Первым вышел Добрыня с опущенным забралом шлема и секирой в невредимой руке. Полупрозрачные, постоянно извивающиеся и дергающиеся уроды, шурша опавшей листвой и бренча холодным оружием, стали приближаться. Злобные, бледные морды скалились, обнажая корявые клыки. Около сорока вооруженных палками, топорами и серпами мутантов. Отряду предстояло схватиться с толпой жестоких неуязвимых убийц.
Добрыня натянуто улыбнулся ораве надвигающихся оборванцев и кивком головы показал назад. Ветхая дверь со скрипом отворилась, и из развалин вынырнул Талгат – тоже улыбающийся и довольный, хотя в душе творилось бог весть что. За ним высыпали и все остальные.

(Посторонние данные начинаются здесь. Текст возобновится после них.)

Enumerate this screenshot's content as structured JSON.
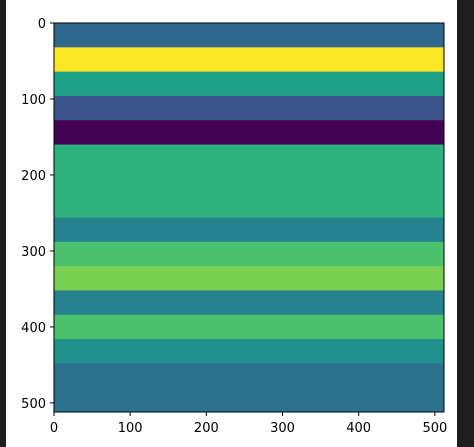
{
  "chart_data": {
    "type": "heatmap",
    "colormap": "viridis",
    "grid": false,
    "xlim": [
      0,
      512
    ],
    "ylim": [
      512,
      0
    ],
    "x_ticks": [
      0,
      100,
      200,
      300,
      400,
      500
    ],
    "y_ticks": [
      0,
      100,
      200,
      300,
      400,
      500
    ],
    "x_tick_labels": [
      "0",
      "100",
      "200",
      "300",
      "400",
      "500"
    ],
    "y_tick_labels": [
      "0",
      "100",
      "200",
      "300",
      "400",
      "500"
    ],
    "bands": [
      {
        "y_start": 0,
        "y_end": 32,
        "value": 0.35,
        "color": "#31688e"
      },
      {
        "y_start": 32,
        "y_end": 64,
        "value": 0.99,
        "color": "#fde725"
      },
      {
        "y_start": 64,
        "y_end": 96,
        "value": 0.57,
        "color": "#1fa187"
      },
      {
        "y_start": 96,
        "y_end": 128,
        "value": 0.3,
        "color": "#3b528b"
      },
      {
        "y_start": 128,
        "y_end": 160,
        "value": 0.0,
        "color": "#440154"
      },
      {
        "y_start": 160,
        "y_end": 192,
        "value": 0.62,
        "color": "#2db27d"
      },
      {
        "y_start": 192,
        "y_end": 224,
        "value": 0.62,
        "color": "#2db27d"
      },
      {
        "y_start": 224,
        "y_end": 256,
        "value": 0.62,
        "color": "#2db27d"
      },
      {
        "y_start": 256,
        "y_end": 288,
        "value": 0.45,
        "color": "#26828e"
      },
      {
        "y_start": 288,
        "y_end": 320,
        "value": 0.7,
        "color": "#4ac16d"
      },
      {
        "y_start": 320,
        "y_end": 352,
        "value": 0.85,
        "color": "#7ad151"
      },
      {
        "y_start": 352,
        "y_end": 384,
        "value": 0.45,
        "color": "#26828e"
      },
      {
        "y_start": 384,
        "y_end": 416,
        "value": 0.7,
        "color": "#4ac16d"
      },
      {
        "y_start": 416,
        "y_end": 448,
        "value": 0.52,
        "color": "#21918c"
      },
      {
        "y_start": 448,
        "y_end": 480,
        "value": 0.37,
        "color": "#2c728e"
      },
      {
        "y_start": 480,
        "y_end": 512,
        "value": 0.37,
        "color": "#2c728e"
      }
    ]
  }
}
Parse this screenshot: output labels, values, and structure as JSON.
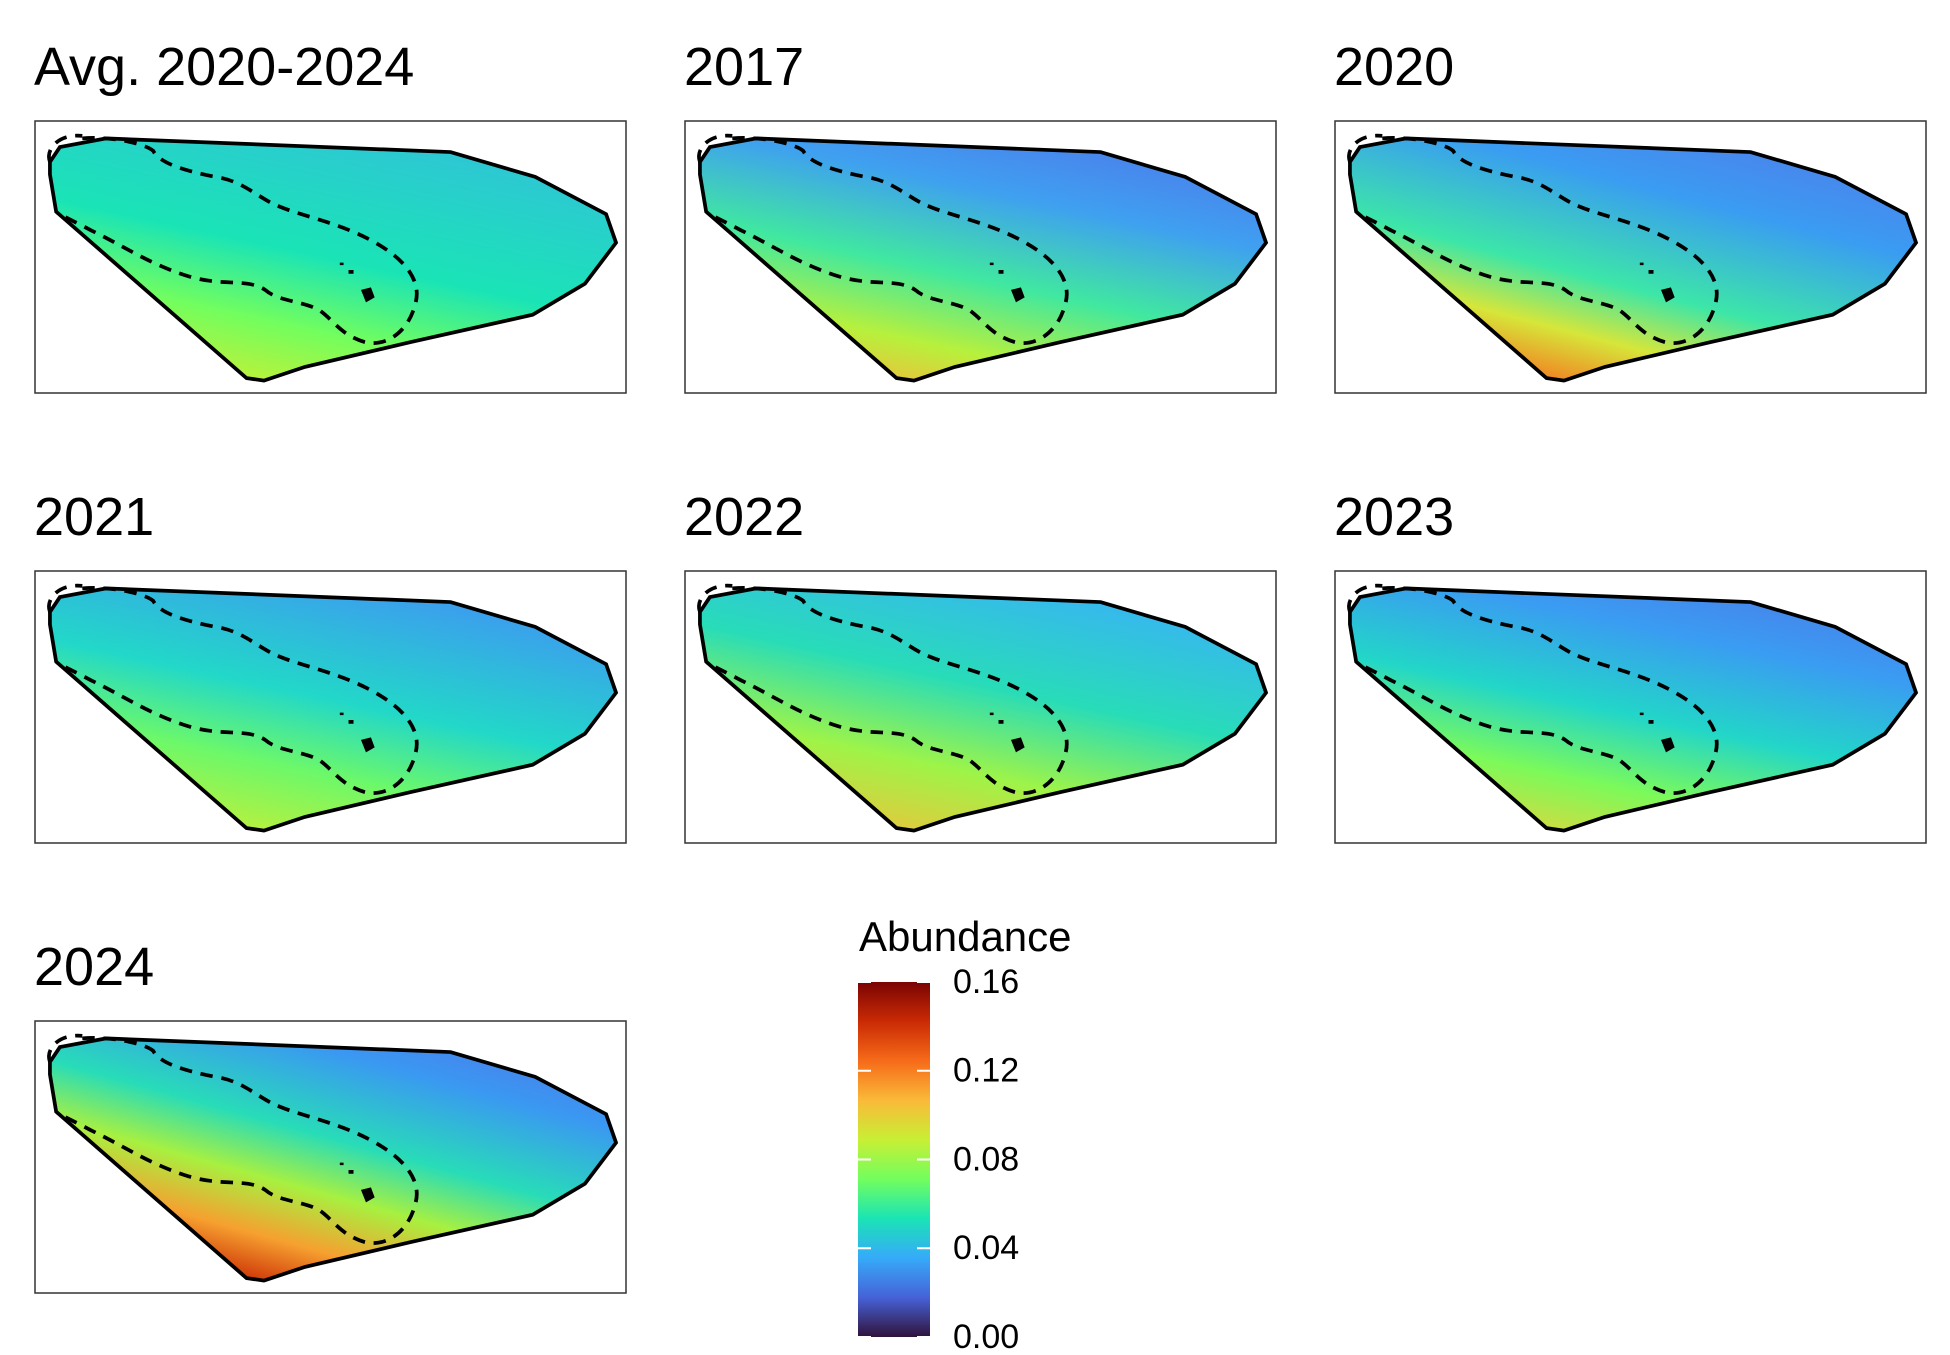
{
  "panels": [
    {
      "title": "Avg. 2020-2024"
    },
    {
      "title": "2017"
    },
    {
      "title": "2020"
    },
    {
      "title": "2021"
    },
    {
      "title": "2022"
    },
    {
      "title": "2023"
    },
    {
      "title": "2024"
    }
  ],
  "legend": {
    "title": "Abundance",
    "lim": [
      0,
      0.16
    ],
    "ticks": [
      {
        "value": 0,
        "label": "0.00"
      },
      0.04,
      0.08,
      0.12,
      0.16
    ],
    "colorscale": [
      "#30123b",
      "#4662d7",
      "#36aaf9",
      "#1ae4b6",
      "#72fe5e",
      "#c8ef34",
      "#faba39",
      "#f66b19",
      "#ca2a04",
      "#7a0403"
    ]
  }
}
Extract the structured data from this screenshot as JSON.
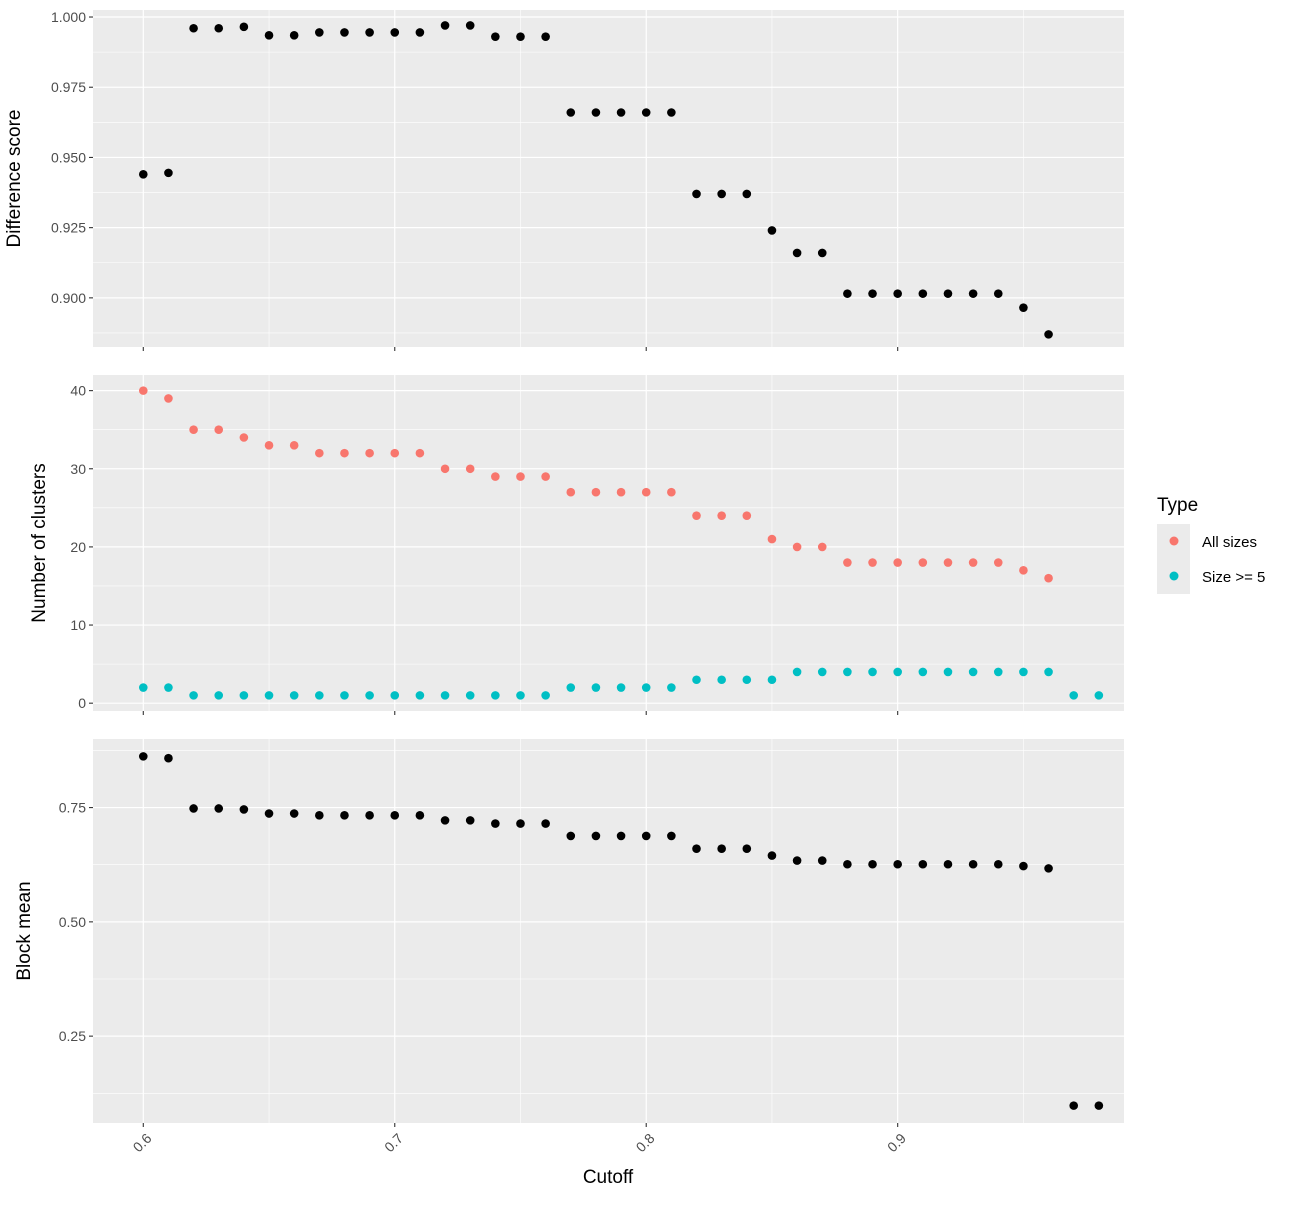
{
  "x_axis": {
    "title": "Cutoff"
  },
  "legend": {
    "title": "Type",
    "placement": "right"
  },
  "colors": {
    "panel_bg": "#EBEBEB",
    "grid": "#FFFFFF",
    "tick": "#333333",
    "tick_text": "#4D4D4D",
    "black": "#000000"
  },
  "chart_data": [
    {
      "type": "scatter",
      "panel": 1,
      "ylabel": "Difference score",
      "xlim": [
        0.58,
        0.99
      ],
      "ylim": [
        0.8825,
        1.0025
      ],
      "xticks": [
        0.6,
        0.7,
        0.8,
        0.9
      ],
      "yticks": [
        0.9,
        0.925,
        0.95,
        0.975,
        1.0
      ],
      "ytick_labels": [
        "0.900",
        "0.925",
        "0.950",
        "0.975",
        "1.000"
      ],
      "grid": true,
      "series": [
        {
          "color": "#000000",
          "x": [
            0.6,
            0.61,
            0.62,
            0.63,
            0.64,
            0.65,
            0.66,
            0.67,
            0.68,
            0.69,
            0.7,
            0.71,
            0.72,
            0.73,
            0.74,
            0.75,
            0.76,
            0.77,
            0.78,
            0.79,
            0.8,
            0.81,
            0.82,
            0.83,
            0.84,
            0.85,
            0.86,
            0.87,
            0.88,
            0.89,
            0.9,
            0.91,
            0.92,
            0.93,
            0.94,
            0.95,
            0.96
          ],
          "y": [
            0.944,
            0.9445,
            0.996,
            0.996,
            0.9965,
            0.9935,
            0.9935,
            0.9945,
            0.9945,
            0.9945,
            0.9945,
            0.9945,
            0.997,
            0.997,
            0.993,
            0.993,
            0.993,
            0.966,
            0.966,
            0.966,
            0.966,
            0.966,
            0.937,
            0.937,
            0.937,
            0.924,
            0.916,
            0.916,
            0.9015,
            0.9015,
            0.9015,
            0.9015,
            0.9015,
            0.9015,
            0.9015,
            0.8965,
            0.887
          ]
        }
      ]
    },
    {
      "type": "scatter",
      "panel": 2,
      "ylabel": "Number of clusters",
      "xlim": [
        0.58,
        0.99
      ],
      "ylim": [
        -1,
        42
      ],
      "xticks": [
        0.6,
        0.7,
        0.8,
        0.9
      ],
      "yticks": [
        0,
        10,
        20,
        30,
        40
      ],
      "ytick_labels": [
        "0",
        "10",
        "20",
        "30",
        "40"
      ],
      "grid": true,
      "series": [
        {
          "name": "All sizes",
          "color": "#F8766D",
          "x": [
            0.6,
            0.61,
            0.62,
            0.63,
            0.64,
            0.65,
            0.66,
            0.67,
            0.68,
            0.69,
            0.7,
            0.71,
            0.72,
            0.73,
            0.74,
            0.75,
            0.76,
            0.77,
            0.78,
            0.79,
            0.8,
            0.81,
            0.82,
            0.83,
            0.84,
            0.85,
            0.86,
            0.87,
            0.88,
            0.89,
            0.9,
            0.91,
            0.92,
            0.93,
            0.94,
            0.95,
            0.96
          ],
          "y": [
            40,
            39,
            35,
            35,
            34,
            33,
            33,
            32,
            32,
            32,
            32,
            32,
            30,
            30,
            29,
            29,
            29,
            27,
            27,
            27,
            27,
            27,
            24,
            24,
            24,
            21,
            20,
            20,
            18,
            18,
            18,
            18,
            18,
            18,
            18,
            17,
            16
          ]
        },
        {
          "name": "Size >= 5",
          "color": "#00BFC4",
          "x": [
            0.6,
            0.61,
            0.62,
            0.63,
            0.64,
            0.65,
            0.66,
            0.67,
            0.68,
            0.69,
            0.7,
            0.71,
            0.72,
            0.73,
            0.74,
            0.75,
            0.76,
            0.77,
            0.78,
            0.79,
            0.8,
            0.81,
            0.82,
            0.83,
            0.84,
            0.85,
            0.86,
            0.87,
            0.88,
            0.89,
            0.9,
            0.91,
            0.92,
            0.93,
            0.94,
            0.95,
            0.96,
            0.97,
            0.98
          ],
          "y": [
            2,
            2,
            1,
            1,
            1,
            1,
            1,
            1,
            1,
            1,
            1,
            1,
            1,
            1,
            1,
            1,
            1,
            2,
            2,
            2,
            2,
            2,
            3,
            3,
            3,
            3,
            4,
            4,
            4,
            4,
            4,
            4,
            4,
            4,
            4,
            4,
            4,
            1,
            1
          ]
        }
      ]
    },
    {
      "type": "scatter",
      "panel": 3,
      "ylabel": "Block mean",
      "xlim": [
        0.58,
        0.99
      ],
      "ylim": [
        0.06,
        0.9
      ],
      "xticks": [
        0.6,
        0.7,
        0.8,
        0.9
      ],
      "xtick_labels": [
        "0.6",
        "0.7",
        "0.8",
        "0.9"
      ],
      "yticks": [
        0.25,
        0.5,
        0.75
      ],
      "ytick_labels": [
        "0.25",
        "0.50",
        "0.75"
      ],
      "grid": true,
      "series": [
        {
          "color": "#000000",
          "x": [
            0.6,
            0.61,
            0.62,
            0.63,
            0.64,
            0.65,
            0.66,
            0.67,
            0.68,
            0.69,
            0.7,
            0.71,
            0.72,
            0.73,
            0.74,
            0.75,
            0.76,
            0.77,
            0.78,
            0.79,
            0.8,
            0.81,
            0.82,
            0.83,
            0.84,
            0.85,
            0.86,
            0.87,
            0.88,
            0.89,
            0.9,
            0.91,
            0.92,
            0.93,
            0.94,
            0.95,
            0.96,
            0.97,
            0.98
          ],
          "y": [
            0.862,
            0.858,
            0.748,
            0.748,
            0.746,
            0.737,
            0.737,
            0.733,
            0.733,
            0.733,
            0.733,
            0.733,
            0.722,
            0.722,
            0.715,
            0.715,
            0.715,
            0.688,
            0.688,
            0.688,
            0.688,
            0.688,
            0.66,
            0.66,
            0.66,
            0.645,
            0.634,
            0.634,
            0.626,
            0.626,
            0.626,
            0.626,
            0.626,
            0.626,
            0.626,
            0.622,
            0.617,
            0.098,
            0.098
          ]
        }
      ]
    }
  ]
}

Фантомы переглянулись и двинулись вперед, от них отделился самый крупный по размерам, ранивший Добрыню и убивший Дюрана. Талгат направил ствол-трубку на него, ожидая остальных тварей. Теперь каждый из бойцов отряда видел сквозь их серые, неживые тела частокол деревьев, росших позади призрачного войска. Добрыня подал знак, все приготовились к броску, а Талгат, щелкнув краном-затвором, пустил тонкую струю газа в трубку, после чего объемное пламя вырвалось из огнемета и охватило этого Ааса.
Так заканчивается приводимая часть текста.